Is Marist Woke?  Marist Community shows Limited Presence at March for Our Lives, Poughkeepsie

Woke, (adjective  \ ˈwōk \): a US slang term for awake, as in awake to current affairs and one’s surroundings. As a freshman who is still getting used to the Marist scene on campus, I have noticed how culturally aware students are. Whether it be BSU programs for Black History Month or Best Buddies petitioning against the use of the “r” word, Marist does take initiative to enlarge students’ perspectives—which is why I was surprised to see little Marist participation on Saturday, March 24, at the March for Lives rally over the Hudson River. 

According to the Poughkeepsie Journal, nearly 7,000 people marched to show their support for gun control and to end mass shootings. This rally was free and required no registration, taking place on the Walkway over the Hudson. From the Marist Campus, it takes 20 minutes to walk to the bridge. Easy to walk to and free. Despite these factors, I personally saw under 10 people from Marist attend the walk. All the while, I saw organized students march from local elementary, middle and high schools. 
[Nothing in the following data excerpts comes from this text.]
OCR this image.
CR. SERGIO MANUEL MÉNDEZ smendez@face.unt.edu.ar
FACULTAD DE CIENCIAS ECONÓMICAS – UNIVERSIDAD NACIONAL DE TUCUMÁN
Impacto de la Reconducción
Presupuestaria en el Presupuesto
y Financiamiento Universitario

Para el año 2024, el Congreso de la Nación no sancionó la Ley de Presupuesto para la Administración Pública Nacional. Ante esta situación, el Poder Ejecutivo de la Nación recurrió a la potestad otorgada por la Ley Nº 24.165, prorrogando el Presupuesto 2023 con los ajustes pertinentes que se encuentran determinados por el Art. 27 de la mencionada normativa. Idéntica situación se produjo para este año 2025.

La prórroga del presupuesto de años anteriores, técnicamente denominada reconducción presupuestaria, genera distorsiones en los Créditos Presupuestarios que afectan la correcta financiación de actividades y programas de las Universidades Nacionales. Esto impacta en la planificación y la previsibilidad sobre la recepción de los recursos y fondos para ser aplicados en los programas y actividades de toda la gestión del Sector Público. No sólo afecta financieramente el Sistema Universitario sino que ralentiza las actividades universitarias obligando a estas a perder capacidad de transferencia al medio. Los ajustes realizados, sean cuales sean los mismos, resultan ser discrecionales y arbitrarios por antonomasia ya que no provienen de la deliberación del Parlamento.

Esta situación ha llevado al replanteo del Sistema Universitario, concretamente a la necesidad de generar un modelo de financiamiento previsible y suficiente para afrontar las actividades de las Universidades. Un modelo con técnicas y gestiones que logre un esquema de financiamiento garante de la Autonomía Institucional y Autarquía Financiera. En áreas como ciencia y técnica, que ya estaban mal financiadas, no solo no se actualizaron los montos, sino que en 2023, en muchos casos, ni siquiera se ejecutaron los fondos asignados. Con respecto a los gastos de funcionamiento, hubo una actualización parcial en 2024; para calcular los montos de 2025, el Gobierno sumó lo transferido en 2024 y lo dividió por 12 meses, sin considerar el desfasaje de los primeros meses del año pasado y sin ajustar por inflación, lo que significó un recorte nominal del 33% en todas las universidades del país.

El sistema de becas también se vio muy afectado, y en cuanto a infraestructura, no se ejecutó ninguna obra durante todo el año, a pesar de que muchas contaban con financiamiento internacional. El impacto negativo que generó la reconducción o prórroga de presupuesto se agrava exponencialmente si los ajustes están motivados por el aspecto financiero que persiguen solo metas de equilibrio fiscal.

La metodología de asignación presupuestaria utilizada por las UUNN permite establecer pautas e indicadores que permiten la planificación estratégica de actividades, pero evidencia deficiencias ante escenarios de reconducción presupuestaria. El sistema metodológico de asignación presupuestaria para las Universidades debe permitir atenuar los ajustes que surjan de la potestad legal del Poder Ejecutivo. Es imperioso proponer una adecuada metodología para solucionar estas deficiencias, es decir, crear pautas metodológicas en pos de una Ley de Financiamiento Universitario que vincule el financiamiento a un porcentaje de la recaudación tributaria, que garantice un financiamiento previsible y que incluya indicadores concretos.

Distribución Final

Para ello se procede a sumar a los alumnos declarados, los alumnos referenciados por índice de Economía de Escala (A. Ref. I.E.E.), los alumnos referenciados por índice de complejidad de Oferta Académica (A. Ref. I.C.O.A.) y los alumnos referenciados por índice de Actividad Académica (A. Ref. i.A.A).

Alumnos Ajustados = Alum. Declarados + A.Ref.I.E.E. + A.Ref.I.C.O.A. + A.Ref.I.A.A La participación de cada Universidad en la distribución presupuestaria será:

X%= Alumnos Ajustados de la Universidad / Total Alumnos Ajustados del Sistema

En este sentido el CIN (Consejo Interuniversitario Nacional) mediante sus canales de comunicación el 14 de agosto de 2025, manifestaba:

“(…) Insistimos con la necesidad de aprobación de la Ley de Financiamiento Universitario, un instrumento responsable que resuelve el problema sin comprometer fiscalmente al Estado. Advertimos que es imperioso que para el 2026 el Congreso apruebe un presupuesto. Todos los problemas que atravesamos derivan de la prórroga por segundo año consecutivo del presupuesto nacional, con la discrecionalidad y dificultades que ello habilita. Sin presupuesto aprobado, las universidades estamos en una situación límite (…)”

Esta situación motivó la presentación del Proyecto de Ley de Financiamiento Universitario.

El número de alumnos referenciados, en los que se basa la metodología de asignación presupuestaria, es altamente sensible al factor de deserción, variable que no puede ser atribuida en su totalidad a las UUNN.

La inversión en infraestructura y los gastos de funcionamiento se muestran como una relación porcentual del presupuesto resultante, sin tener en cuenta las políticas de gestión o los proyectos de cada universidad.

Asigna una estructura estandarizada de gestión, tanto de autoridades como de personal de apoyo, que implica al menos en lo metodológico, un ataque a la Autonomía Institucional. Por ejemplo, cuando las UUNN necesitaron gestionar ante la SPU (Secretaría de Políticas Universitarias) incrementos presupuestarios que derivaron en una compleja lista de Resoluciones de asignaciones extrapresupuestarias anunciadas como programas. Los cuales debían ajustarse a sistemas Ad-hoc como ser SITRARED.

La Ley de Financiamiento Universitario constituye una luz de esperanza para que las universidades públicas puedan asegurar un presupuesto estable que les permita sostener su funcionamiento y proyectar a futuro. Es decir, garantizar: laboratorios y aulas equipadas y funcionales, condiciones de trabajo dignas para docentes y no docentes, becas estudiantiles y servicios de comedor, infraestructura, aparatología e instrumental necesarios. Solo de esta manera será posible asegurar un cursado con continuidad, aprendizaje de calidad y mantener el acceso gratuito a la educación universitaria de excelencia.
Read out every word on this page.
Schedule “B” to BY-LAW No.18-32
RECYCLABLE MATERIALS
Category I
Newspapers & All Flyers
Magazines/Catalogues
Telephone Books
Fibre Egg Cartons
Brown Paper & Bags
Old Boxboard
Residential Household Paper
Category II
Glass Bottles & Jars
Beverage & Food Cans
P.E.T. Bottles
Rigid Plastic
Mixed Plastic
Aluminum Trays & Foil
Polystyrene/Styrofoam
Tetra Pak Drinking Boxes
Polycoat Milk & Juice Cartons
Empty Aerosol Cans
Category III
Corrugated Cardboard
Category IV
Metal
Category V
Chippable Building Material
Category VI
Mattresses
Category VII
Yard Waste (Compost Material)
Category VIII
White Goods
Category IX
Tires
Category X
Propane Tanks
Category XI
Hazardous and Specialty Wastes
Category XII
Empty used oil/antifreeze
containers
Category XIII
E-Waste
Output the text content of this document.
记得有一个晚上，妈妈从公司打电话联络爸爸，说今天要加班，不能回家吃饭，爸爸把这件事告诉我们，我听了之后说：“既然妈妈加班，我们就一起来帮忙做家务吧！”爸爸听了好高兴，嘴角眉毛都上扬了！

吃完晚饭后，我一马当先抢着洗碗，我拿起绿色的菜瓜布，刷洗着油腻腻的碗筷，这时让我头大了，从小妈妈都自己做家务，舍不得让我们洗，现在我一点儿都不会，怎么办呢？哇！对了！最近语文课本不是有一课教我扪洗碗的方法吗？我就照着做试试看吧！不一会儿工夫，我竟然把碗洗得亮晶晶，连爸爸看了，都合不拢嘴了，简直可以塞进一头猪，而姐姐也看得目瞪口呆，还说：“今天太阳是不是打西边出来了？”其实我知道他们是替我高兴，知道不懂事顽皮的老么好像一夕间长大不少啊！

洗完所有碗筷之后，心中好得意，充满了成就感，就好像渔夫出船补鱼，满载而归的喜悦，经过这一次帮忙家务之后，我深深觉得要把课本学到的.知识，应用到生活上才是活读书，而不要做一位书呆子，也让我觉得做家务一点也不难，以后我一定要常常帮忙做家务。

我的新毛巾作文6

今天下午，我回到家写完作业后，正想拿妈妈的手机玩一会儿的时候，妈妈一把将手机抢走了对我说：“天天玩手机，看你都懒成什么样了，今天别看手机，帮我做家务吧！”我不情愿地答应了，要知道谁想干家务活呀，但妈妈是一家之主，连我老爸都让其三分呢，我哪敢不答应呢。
 Hundreds march across the Walkway over the Hudson to protest gun violence in America. Photo Courtesy of Tony Cabral 

Hundreds march across the Walkway over the Hudson to protest gun violence in America. Photo Courtesy of Tony Cabral 

So where was Marist? Between the political clubs and Greek houses associated with Marist College, there easily could have been 250 students representing Marist on that bridge with signs and banners. Perhaps it was the lack of advertising for the event. I only found out about the event as a friend of mine rushed out of Leo Hall that morning for the rally. A half hour before the rally was when I discovered Poughkeepsie was actually hosting a rally. 

We all watched as thousands took to the streets of New York City and Washington D.C. (if you made it to one of those rallies… you are one of the leaders of tomorrow, thank you) but while those rallies seemed out of reach to broke college students on a Saturday morning, there was a rally happening right here in Po-town. I figure more students would have gone to the rally if Marist College (an active part of the community) would have advertised it on campus. 

I am disappointed in Marist, a school that reflects the ideals of the Marist Brothers: “excellence in education, a pursuit of high human value, and dedication to service.” I acknowledge this was a political rally and that Marist hosted the Dutchess-Ulster Heart Walk that same morning, but students who wish to walk in support of an end to mass shootings (which should be a majority of students) should have known there was a march happening right here in Poughkeepsie. 

In the future, I hope to see better advertising of what happens outside of Marist, in the Hudson Valley. That way, students are not limited to Marist sponsored, Sodexo catered events on campus. By stepping outside the Marist bubble, we can all wake up to what happens in the community. Or should I say, be woke.